Viele Nutzer von iTunes haben auch einen iPod oder iPhone. Diese erkennen jedoch nicht den Unterschied zwischen einer selbst erstellten Bewertung und der automatischen Bewertung. Wurde also in iTunes eine automatische Bewertung erstellt, so wird diese als “normale” Bewertung Übertragen. Das kann vor allem bei Podcast hinderlich sein.
Wie kann ein solche automatische Bewertung entfernt werden?
Wer in den Weiten des Internet sucht, wird hierauf vermutlich hierauf keine Antwort finden.
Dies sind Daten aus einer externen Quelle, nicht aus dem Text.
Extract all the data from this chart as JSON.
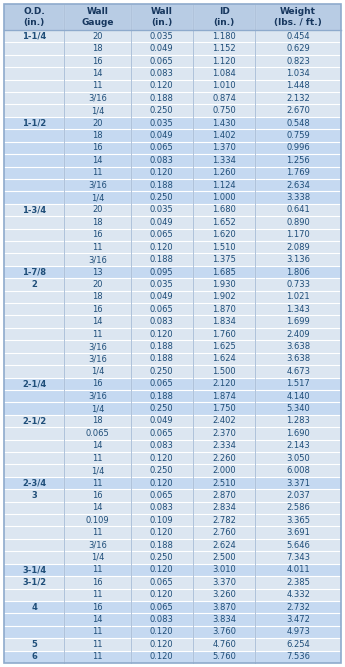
{
  "headers": [
    "O.D.\n(in.)",
    "Wall\nGauge",
    "Wall\n(in.)",
    "ID\n(in.)",
    "Weight\n(lbs. / ft.)"
  ],
  "rows": [
    [
      "1-1/4",
      "20",
      "0.035",
      "1.180",
      "0.454"
    ],
    [
      "",
      "18",
      "0.049",
      "1.152",
      "0.629"
    ],
    [
      "",
      "16",
      "0.065",
      "1.120",
      "0.823"
    ],
    [
      "",
      "14",
      "0.083",
      "1.084",
      "1.034"
    ],
    [
      "",
      "11",
      "0.120",
      "1.010",
      "1.448"
    ],
    [
      "",
      "3/16",
      "0.188",
      "0.874",
      "2.132"
    ],
    [
      "",
      "1/4",
      "0.250",
      "0.750",
      "2.670"
    ],
    [
      "1-1/2",
      "20",
      "0.035",
      "1.430",
      "0.548"
    ],
    [
      "",
      "18",
      "0.049",
      "1.402",
      "0.759"
    ],
    [
      "",
      "16",
      "0.065",
      "1.370",
      "0.996"
    ],
    [
      "",
      "14",
      "0.083",
      "1.334",
      "1.256"
    ],
    [
      "",
      "11",
      "0.120",
      "1.260",
      "1.769"
    ],
    [
      "",
      "3/16",
      "0.188",
      "1.124",
      "2.634"
    ],
    [
      "",
      "1/4",
      "0.250",
      "1.000",
      "3.338"
    ],
    [
      "1-3/4",
      "20",
      "0.035",
      "1.680",
      "0.641"
    ],
    [
      "",
      "18",
      "0.049",
      "1.652",
      "0.890"
    ],
    [
      "",
      "16",
      "0.065",
      "1.620",
      "1.170"
    ],
    [
      "",
      "11",
      "0.120",
      "1.510",
      "2.089"
    ],
    [
      "",
      "3/16",
      "0.188",
      "1.375",
      "3.136"
    ],
    [
      "1-7/8",
      "13",
      "0.095",
      "1.685",
      "1.806"
    ],
    [
      "2",
      "20",
      "0.035",
      "1.930",
      "0.733"
    ],
    [
      "",
      "18",
      "0.049",
      "1.902",
      "1.021"
    ],
    [
      "",
      "16",
      "0.065",
      "1.870",
      "1.343"
    ],
    [
      "",
      "14",
      "0.083",
      "1.834",
      "1.699"
    ],
    [
      "",
      "11",
      "0.120",
      "1.760",
      "2.409"
    ],
    [
      "",
      "3/16",
      "0.188",
      "1.625",
      "3.638"
    ],
    [
      "",
      "3/16",
      "0.188",
      "1.624",
      "3.638"
    ],
    [
      "",
      "1/4",
      "0.250",
      "1.500",
      "4.673"
    ],
    [
      "2-1/4",
      "16",
      "0.065",
      "2.120",
      "1.517"
    ],
    [
      "",
      "3/16",
      "0.188",
      "1.874",
      "4.140"
    ],
    [
      "",
      "1/4",
      "0.250",
      "1.750",
      "5.340"
    ],
    [
      "2-1/2",
      "18",
      "0.049",
      "2.402",
      "1.283"
    ],
    [
      "",
      "0.065",
      "0.065",
      "2.370",
      "1.690"
    ],
    [
      "",
      "14",
      "0.083",
      "2.334",
      "2.143"
    ],
    [
      "",
      "11",
      "0.120",
      "2.260",
      "3.050"
    ],
    [
      "",
      "1/4",
      "0.250",
      "2.000",
      "6.008"
    ],
    [
      "2-3/4",
      "11",
      "0.120",
      "2.510",
      "3.371"
    ],
    [
      "3",
      "16",
      "0.065",
      "2.870",
      "2.037"
    ],
    [
      "",
      "14",
      "0.083",
      "2.834",
      "2.586"
    ],
    [
      "",
      "0.109",
      "0.109",
      "2.782",
      "3.365"
    ],
    [
      "",
      "11",
      "0.120",
      "2.760",
      "3.691"
    ],
    [
      "",
      "3/16",
      "0.188",
      "2.624",
      "5.646"
    ],
    [
      "",
      "1/4",
      "0.250",
      "2.500",
      "7.343"
    ],
    [
      "3-1/4",
      "11",
      "0.120",
      "3.010",
      "4.011"
    ],
    [
      "3-1/2",
      "16",
      "0.065",
      "3.370",
      "2.385"
    ],
    [
      "",
      "11",
      "0.120",
      "3.260",
      "4.332"
    ],
    [
      "4",
      "16",
      "0.065",
      "3.870",
      "2.732"
    ],
    [
      "",
      "14",
      "0.083",
      "3.834",
      "3.472"
    ],
    [
      "",
      "11",
      "0.120",
      "3.760",
      "4.973"
    ],
    [
      "5",
      "11",
      "0.120",
      "4.760",
      "6.254"
    ],
    [
      "6",
      "11",
      "0.120",
      "5.760",
      "7.536"
    ]
  ],
  "header_bg": "#b8cce4",
  "row_bg_light": "#dce6f1",
  "row_bg_dark": "#c5d9f1",
  "text_color": "#1f4e79",
  "header_text_color": "#17375e",
  "border_color": "#ffffff",
  "outer_border_color": "#8eaacc"
}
In vielen Foren wird nach einer Lösung gesucht, eine Antwort konnte ich in den letzten Jahren selbst nicht finden. Für Podcast kann ich jetzt eine Lösung anbieten.
Hier ist die Lösung:
In iTunes gibt es verschiedene Darstellungen der Songs und Podcastfolgen. Im Menu geht ihr zunächst auf Darstellung. Dort wählt ihr Albenliste aus. Jetzt entfernt ihr zunächst alle selbst erstellten Bewertungender Podcastfolgen innerhalb eines Podcast. Diese sind per Standard auf der rechten Seite angeordnet. Anschließend geht ihr in die Rubrik Alben nach Interpret. Klickt auf den äußersten Stern und zieht mit gedrückter linker Maustaste nach rechts, bis alle Sterne verschwunden sind.
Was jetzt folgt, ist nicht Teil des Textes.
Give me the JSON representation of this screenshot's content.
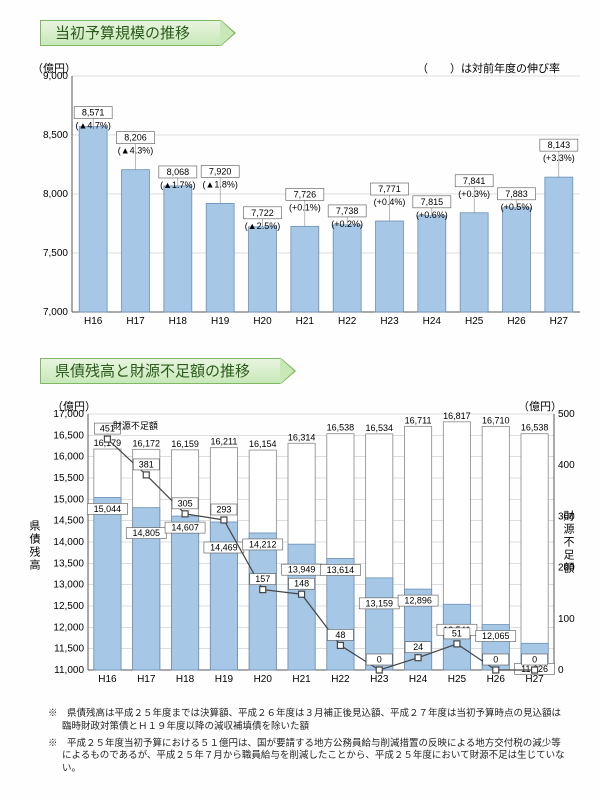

Nachteil bei diesem Ansatz, wenn eine Bewertung bei einer der Podcastfolgen gemacht wird, erscheint in der linken Spalte wieder eine automatische Bewertung. Damit diese nicht wieder auf alle Folgen angewendet wird, müßt ihr bei jeder Synchronisation entweder die angehörten Folgen löschen (vollständig oder im Ordner behalten) oder die einzelne Bewertung entfernen. Ich verwende meistens die erste Variante, markiere die Datei, welche ich aufheben möchte mit einem Etikett oder verwandel die Datei in eine normale Audio- /Videodatei.